I do not think that anyone quite understands what it means to bring someone home to my particular family, however. The best way I can put it is this: you wouldn’t throw your average American into a desert-backpacking trip without sufficient training and resources to withstand the elements. And you wouldn’t bring your average 20-year-old to a family dinner party armed with enough poetry, soul-searching, and tears to make Burning Man look like a diffident business meeting.
If you’re asking in your head right now if my family is possibly cooler than yours, the answer is yes. If you’re awesome enough to appreciate it you will probably be invited to dinner. But most people aren’t.
My mother worked very hard to give my siblings and I the childhood she didn’t grow up with.
If her own adolescence had contained all the welcome and warmth of a soviet labor camp, mine looked more like tinkerbell’s wet dream. She carted me and my two siblings around from swimming, to tutoring, to ballet, and back again without even a hint of resentment, never asking for anything in return, never expecting any sympathy or thanks. So when my sister and I abruptly stopped inviting friends over (each around age 15,) she was equal parts horror-struck and mystified, unsure as to what she’d done wrong.
“If your friends want to come over this Thursday I’ll cook for them,” she’d remind us gently, as if we’d forgotten. “Our door is always open…” And, though we’d consider it for a moment, we’d each decide that no one under the age of 50 could withstand the onslaught of emotional candor that came with each meal—the tear, song or poem lurking behind each “please pass the salad,” every clink of glass and fork.
My first boyfriend actually hid in my room as to escape the possibility of hearing my father read poetry (note: parents love this) and for four of the five years we dated he came to family dinner maybe twice…an impressive feat, given that it was and is an almost nightly occurrence. When we broke up, I ended up dating someone so completely like my parents; he continued to come to dinner long after we stopped speaking.
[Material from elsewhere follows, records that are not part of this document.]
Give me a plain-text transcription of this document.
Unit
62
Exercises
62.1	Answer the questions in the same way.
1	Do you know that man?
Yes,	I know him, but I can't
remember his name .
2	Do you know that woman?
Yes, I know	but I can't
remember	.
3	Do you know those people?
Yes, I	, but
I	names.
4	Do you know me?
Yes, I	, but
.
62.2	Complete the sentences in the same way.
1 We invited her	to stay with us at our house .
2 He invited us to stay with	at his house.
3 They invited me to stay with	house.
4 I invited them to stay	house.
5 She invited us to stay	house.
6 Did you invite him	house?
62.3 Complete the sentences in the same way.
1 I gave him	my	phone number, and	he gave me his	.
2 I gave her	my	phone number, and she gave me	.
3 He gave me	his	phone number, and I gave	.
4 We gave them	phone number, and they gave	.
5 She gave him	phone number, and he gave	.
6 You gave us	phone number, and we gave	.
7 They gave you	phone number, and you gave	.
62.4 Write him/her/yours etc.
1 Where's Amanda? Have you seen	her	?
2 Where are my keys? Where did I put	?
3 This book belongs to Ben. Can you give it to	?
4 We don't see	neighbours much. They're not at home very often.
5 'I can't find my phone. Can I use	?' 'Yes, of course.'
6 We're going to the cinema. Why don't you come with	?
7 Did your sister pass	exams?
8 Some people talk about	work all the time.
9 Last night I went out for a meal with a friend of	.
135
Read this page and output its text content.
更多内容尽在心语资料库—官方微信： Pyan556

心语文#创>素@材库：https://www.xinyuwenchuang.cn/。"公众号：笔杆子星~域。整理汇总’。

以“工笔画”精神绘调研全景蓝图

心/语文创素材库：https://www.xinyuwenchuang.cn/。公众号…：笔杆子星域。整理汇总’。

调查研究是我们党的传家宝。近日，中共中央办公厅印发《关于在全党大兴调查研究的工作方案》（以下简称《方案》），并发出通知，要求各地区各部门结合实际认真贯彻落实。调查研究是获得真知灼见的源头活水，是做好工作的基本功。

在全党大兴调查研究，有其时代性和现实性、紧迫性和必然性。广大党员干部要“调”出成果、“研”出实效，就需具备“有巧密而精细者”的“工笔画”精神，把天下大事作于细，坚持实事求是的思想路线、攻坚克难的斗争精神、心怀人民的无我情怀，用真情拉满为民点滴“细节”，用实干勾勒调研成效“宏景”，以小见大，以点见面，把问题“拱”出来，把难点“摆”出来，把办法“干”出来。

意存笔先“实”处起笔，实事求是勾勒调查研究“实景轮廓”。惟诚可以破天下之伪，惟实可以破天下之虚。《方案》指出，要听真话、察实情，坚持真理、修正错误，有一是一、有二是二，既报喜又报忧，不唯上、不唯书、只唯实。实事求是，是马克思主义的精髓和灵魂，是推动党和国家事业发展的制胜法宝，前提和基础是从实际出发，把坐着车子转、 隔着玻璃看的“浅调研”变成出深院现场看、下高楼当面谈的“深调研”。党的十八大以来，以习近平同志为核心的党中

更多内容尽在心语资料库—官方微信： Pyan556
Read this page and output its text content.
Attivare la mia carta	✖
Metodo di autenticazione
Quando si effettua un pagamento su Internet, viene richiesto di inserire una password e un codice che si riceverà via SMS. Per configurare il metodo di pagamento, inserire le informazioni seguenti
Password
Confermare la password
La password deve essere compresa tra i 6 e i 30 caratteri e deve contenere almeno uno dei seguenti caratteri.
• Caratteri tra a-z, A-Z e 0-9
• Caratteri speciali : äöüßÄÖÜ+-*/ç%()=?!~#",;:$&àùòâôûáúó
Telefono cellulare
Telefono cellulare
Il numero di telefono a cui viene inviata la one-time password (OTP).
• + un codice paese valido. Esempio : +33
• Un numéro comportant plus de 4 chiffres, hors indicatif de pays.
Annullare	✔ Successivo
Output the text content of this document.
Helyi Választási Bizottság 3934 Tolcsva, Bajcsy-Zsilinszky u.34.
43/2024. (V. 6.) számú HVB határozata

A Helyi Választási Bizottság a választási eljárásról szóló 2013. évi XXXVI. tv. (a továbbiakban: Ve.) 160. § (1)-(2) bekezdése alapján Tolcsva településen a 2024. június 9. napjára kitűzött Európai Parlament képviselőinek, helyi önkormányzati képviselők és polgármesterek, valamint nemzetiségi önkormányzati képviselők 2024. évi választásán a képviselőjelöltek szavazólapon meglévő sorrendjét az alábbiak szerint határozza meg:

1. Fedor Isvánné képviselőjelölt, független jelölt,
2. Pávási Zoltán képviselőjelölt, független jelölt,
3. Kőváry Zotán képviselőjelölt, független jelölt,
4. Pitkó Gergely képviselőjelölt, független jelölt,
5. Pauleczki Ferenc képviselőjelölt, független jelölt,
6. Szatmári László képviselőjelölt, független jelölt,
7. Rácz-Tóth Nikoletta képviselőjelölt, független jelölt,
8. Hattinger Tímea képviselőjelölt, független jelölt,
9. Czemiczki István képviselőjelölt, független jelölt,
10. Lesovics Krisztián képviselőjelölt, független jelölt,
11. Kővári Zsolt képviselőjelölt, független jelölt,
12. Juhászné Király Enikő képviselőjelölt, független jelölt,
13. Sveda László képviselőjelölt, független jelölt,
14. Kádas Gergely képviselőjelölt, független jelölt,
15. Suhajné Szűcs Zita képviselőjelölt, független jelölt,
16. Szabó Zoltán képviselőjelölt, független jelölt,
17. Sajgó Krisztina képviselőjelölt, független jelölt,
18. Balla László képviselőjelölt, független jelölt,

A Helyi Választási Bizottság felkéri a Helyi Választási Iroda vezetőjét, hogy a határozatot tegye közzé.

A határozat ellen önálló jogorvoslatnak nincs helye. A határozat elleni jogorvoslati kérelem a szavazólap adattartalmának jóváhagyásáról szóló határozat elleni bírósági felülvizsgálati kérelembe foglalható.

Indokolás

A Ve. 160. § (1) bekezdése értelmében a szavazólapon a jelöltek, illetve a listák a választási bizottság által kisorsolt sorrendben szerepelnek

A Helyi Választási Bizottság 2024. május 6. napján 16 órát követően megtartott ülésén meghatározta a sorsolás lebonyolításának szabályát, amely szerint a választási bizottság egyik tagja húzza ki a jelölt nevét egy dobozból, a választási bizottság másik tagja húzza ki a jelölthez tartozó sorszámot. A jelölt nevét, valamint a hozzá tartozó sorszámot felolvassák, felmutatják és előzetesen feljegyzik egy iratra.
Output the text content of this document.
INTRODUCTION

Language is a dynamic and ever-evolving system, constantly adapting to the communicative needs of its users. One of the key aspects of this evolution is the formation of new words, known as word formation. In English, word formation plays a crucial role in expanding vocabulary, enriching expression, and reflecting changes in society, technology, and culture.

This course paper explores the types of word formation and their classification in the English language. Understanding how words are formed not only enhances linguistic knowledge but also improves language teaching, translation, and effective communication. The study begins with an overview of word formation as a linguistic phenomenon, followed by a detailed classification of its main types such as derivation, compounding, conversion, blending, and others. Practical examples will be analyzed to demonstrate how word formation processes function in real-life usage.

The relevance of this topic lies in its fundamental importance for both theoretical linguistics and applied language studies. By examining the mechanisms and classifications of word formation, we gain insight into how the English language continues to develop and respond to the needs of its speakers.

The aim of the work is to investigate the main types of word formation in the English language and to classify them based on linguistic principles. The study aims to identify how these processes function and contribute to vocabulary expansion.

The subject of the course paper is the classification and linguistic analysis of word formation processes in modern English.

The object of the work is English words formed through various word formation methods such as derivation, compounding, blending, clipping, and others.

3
I was so scarred by these unwanted extremes, I subsequently sidestepped ever inviting anyone over again. That was, until last night, when a friend came over for one glass of wine, which turned into one bottle of wine, which turned into dinner.
With my family.
The immense terror I usually have of this occurrence was partially subdued by the fact that I was 1. Slightly buzzed and 2. In a state of mild shock. The friend was, admittedly, a guy, yet funny and engaging to my parents as well as me. By the time my mom told him “we need someone like you in the family,” I was so comfortable with the present situation, I didn’t even flinch. Not much anyway. The evening left me wondering who, exactly, I’ve been protecting by hiding from my family, and if in fact I’ve been unduly discrediting the 20-something male population…
I decided in the affirmative: my family is just too weird and wonderful to remain hidden any longer. If a guy is brave enough to want to come home to my parent’s house, I should and will stand back and let them.
So long as they bring a poetry book, and a few extra tissues just in case.